Résurrection d’un charlatan

par Laurent Joffrin |  publié le 16/11/2023

Le « gourou du cru », un temps réduit au silence par la justice, a repris du service, comme tant de ses émules. Fort heureusement, le gouvernement semble avoir pris la mesure du danger.

Laurent Joffrin

Dans le premier numéro du site LeJournal.info, nous racontions l’histoire de Thierry Casasnovas, gourou du mouvement crudivore, pour qui la consommation d’aliments crus permet de soigner toutes sortes de maladies, dont le cancer et la dépression.

Ce personnage que les nutritionnistes un tant soit peu sérieux tiennent pour un charlatan avait été mis en examen et placé en garde à vue.

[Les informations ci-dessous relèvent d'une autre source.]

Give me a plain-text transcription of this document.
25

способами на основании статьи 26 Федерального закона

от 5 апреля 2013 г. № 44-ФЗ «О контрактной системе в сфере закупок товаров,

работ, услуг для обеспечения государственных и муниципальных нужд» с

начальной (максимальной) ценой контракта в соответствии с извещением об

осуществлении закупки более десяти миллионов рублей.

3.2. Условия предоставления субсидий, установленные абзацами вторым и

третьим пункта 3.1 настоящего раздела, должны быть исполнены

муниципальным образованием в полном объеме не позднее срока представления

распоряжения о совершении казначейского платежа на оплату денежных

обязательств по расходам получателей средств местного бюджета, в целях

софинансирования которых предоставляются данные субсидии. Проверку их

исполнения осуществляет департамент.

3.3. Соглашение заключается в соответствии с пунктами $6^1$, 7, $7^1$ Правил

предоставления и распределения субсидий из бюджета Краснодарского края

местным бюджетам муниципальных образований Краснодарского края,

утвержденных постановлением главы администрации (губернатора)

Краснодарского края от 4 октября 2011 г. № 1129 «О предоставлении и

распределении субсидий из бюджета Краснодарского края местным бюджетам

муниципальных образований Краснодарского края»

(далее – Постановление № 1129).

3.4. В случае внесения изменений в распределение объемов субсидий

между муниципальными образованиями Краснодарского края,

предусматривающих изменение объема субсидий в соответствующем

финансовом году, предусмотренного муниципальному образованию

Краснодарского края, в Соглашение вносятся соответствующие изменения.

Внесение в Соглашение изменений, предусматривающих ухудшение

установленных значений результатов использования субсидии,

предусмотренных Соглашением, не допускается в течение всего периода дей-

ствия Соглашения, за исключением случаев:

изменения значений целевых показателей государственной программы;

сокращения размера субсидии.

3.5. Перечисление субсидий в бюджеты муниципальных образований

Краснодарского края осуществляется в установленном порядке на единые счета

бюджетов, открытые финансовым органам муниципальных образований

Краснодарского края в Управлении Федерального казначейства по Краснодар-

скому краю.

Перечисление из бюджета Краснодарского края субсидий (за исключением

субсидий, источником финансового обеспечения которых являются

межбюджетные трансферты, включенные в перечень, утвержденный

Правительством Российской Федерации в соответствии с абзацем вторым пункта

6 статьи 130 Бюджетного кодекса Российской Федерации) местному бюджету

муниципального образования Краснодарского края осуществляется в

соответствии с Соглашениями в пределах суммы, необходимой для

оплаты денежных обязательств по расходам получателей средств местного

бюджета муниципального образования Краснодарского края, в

Il lui était reproché de faire argent de la crédulité publique pour s’enrichir en préconisant des régimes farfelus et souvent dangereux ; il avait fait l’objet de quelque 600 signalements à la Miviludes, la commission chargée de lutter contre les dérives sectaires ; il avait aussi conseillé à ses fans de soigner le Covid avec des bains froids. Ce à quoi il faut ajouter – pour donner le contexte – qu’il entretient des liens amicaux avec les antivax, le blogueur antisémite Alain Soral ou le négationniste Dieudonné. Et donc, pour saluer l’action de la justice, nous avions finement titré ce papier « le gourou du cru est cuit ».    

Las ! Notre titre était trop optimiste. Le Figaro nous apprend que ce Casasnovas est de retour sur YouTube où il compte un nombre écrasant de soutiens, cette fois pour expliquer que – dans certaines conditions – le « manger cru » et la consommation de jus et de tisanes permettent de faire repousser un bras amputé (sic). Après sa garde à vue, Thierry Casasnovas avait pourtant été placé sous contrôle judiciaire, avec « interdiction de participer ou d’organiser des stages et des formations en lien avec la naturopathie, l’hygiénisme, la santé ou le bien-être ». Ce qui ne l’empêche pas de reprendre ses activités comme si de rien n’était.

Certains parleront de simples faits divers. Erreur : comment ne pas faire le lien entre la montée en puissance de cet irrationnel aux apparences folkloriques avec la dégradation continue du débat public et l’invasion des « vérités alternatives » qui infestent désormais le discours politique ? Si une bonne partie des électeurs croient qu’en buvant des tisanes on peut soigner le cancer avec efficacité, pourquoi rejetteraient-ils ces partis extrêmes qui usent de la même pensée magique pour gagner des voix ?

Alors ? Irrésistible prolifération des vendeurs d’illusion ? Résilience déprimante de l’irrationnel dans nos sociétés, favorisée par le net, qui enferme les croyants dans une bulle numérique qui les rend insensibles à tout raisonnement logique ?  Pas tout à fait. On doit souligner que le gouvernement semble cette fois prendre l’affaire à bras le corps. En effet Le Monde nous apprend que la secrétaire d’État chargée de la citoyenneté et de la ville, Sabrina Agresti-Roubache, doit présenter en conseil des ministres un projet de loi introduisant un nouveau délit, celui de « provocation à l’abandon ou l’abstention de soins ou à l’adoption de pratiques dont il est manifeste qu’elles exposent la personne visée à un risque grave ou immédiat pour sa santé ».

La santé est devenue le terrain de prédilection de ces prédicateurs hurluberlus à la dangerosité établie, ce qui explique la croissance spectaculaire de des pratiques imbéciles : la Miviludes a comptabilisé 4020 saisines en 2021, en hausse de 36% par rapport à 2020. Il nous arrive souvent d’adresser nos critiques au gouvernement d’Élisabeth Borne. Cette fois, il faut l’encourager vivement à poursuivre son action.